Calumet County District Attorney Kenneth Kratz reportedly sent Stephanie Van Groll 30 text messages, telling her at one point, “I am the prize,” and asking her, at another, “Are you the kind of girl that likes secret contact with an older married elected DA … the riskier the better?”
Plus, Van Groll contends, Kratz suggested before the chain of texts began that he might reduce the charge against the offender, her ex-boyfriend, from a felony to a misdemeanor.
Subsequently, additional news reports said two other women have complained about Kratz, one of them a law student. Maria Ruskiewicz says she felt sexually harassed when he texted her suggestively after she sought his help in obtaining a pardon of a drug conviction years ago.
And a fourth woman has complained about receiving sexual messages from Kratz, too, reports the Journal-Sentinel, although the article provides no details. The state Division of Criminal Investigation of the state Department of Justice has now established a hotline to which anonymous tips can be made about any other alleged “illegal activity, sexual harassment or other professional misconduct” by the district attorney.

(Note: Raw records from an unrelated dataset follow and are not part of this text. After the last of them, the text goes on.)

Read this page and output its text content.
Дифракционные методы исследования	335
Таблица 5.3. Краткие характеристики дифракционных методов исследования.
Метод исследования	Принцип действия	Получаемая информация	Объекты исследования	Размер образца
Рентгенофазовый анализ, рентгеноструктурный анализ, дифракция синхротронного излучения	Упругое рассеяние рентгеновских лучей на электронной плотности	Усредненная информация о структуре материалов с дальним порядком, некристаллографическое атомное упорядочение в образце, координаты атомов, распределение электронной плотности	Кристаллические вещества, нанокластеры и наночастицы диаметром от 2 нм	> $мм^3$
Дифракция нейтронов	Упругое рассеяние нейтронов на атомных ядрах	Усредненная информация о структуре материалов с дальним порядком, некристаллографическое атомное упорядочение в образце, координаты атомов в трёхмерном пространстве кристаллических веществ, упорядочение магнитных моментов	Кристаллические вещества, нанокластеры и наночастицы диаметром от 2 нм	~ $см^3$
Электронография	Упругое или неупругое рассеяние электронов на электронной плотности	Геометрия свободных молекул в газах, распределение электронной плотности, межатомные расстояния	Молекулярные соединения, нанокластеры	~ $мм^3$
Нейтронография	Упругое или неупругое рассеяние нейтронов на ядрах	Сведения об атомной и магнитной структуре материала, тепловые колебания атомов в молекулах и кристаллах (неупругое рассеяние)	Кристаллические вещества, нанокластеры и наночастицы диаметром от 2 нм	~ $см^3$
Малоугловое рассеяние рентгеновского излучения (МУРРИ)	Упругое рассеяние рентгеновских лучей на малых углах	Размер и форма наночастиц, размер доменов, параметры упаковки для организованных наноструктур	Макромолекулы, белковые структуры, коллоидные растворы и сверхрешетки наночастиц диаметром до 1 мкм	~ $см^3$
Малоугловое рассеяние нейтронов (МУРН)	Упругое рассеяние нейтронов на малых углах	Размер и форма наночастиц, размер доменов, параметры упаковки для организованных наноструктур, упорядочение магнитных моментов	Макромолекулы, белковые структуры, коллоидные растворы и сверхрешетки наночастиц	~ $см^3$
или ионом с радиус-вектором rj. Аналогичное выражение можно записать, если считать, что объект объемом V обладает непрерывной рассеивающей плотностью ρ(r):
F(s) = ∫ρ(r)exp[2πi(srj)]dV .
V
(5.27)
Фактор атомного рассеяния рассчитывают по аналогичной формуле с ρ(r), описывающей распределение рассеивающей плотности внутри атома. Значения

Meanwhile, a Dec. 4, 2009 letter to the OLR from Kratz self-reporting about the situation with Van Groll may shed some light on the OLR’s thinking:
“Other than a possible future relationship, nothing other than a friendship was contemplated,” Kratz writes in the letter (PDF), which was included today in a post on the Proof and Hearsay blog of the Milwaukee Journal-Sentinel. And it was up to the domestic abuse victim, he says, whether or not to stay in touch with him, as he made clear in his texts.
The chain of communication began and ended in October 2009, he says, at a time when he was separated from his wife and contemplating a divorce, after Van Groll flirted with him–and herself sent 23 text messages. He removed himself from the prosecution of the case against her ex-boyfriend “immediately” once he was notified of her “disconcerting” complaint to police about his text messages, thus eliminating any potential conflict of interest, he states. And, he reminds the OLR, he is a longtime prosecutor and, for more than a decade, served as chairman of the state Crime Victims Rights Board.
He never suggested any “overt sexual activity,” Kratz writes, and there was no sexual harassment, only “a series of flirtations” with Van Groll, who “not only engaged in voluntary communication with me (sending 23 text messages herself), but NEVER suggested any communication was undesired.”
Nonetheless, he explained, he self-reported the situation to the OLR, even though he believed he had not violated attorney ethics rules, because he holds himself “to a higher standard than those minimally required by the professional rules” and was remorseful that he had violated the trust of a crime victim whose “vulnerability” may have made her especially sensitive.
In a March 5, 2010 letter to Van Groll (PDF), to which the blog post also links, the OLR says it found no possible attorney ethics violation to pursue:
“Although District Attorney Kratz’s communication with you was inappropriate, it did not appear to involve possible professional misconduct,” the letter states. “Therefore, your grievance will not be forwarded for formal investigation and will be closed at this time. I have, however, spoken with.District Attorney Kratz Io make him aware of your concerns.”
ABAJournal.com: “As Gov Leans on Wis. DA in Sext Case, AG Says Lawyer Discipline Group Didn’t Do Its Job”
Updated at 6:56 p.m. to include information about fourth complainant and hotline from Journal Sentinel article.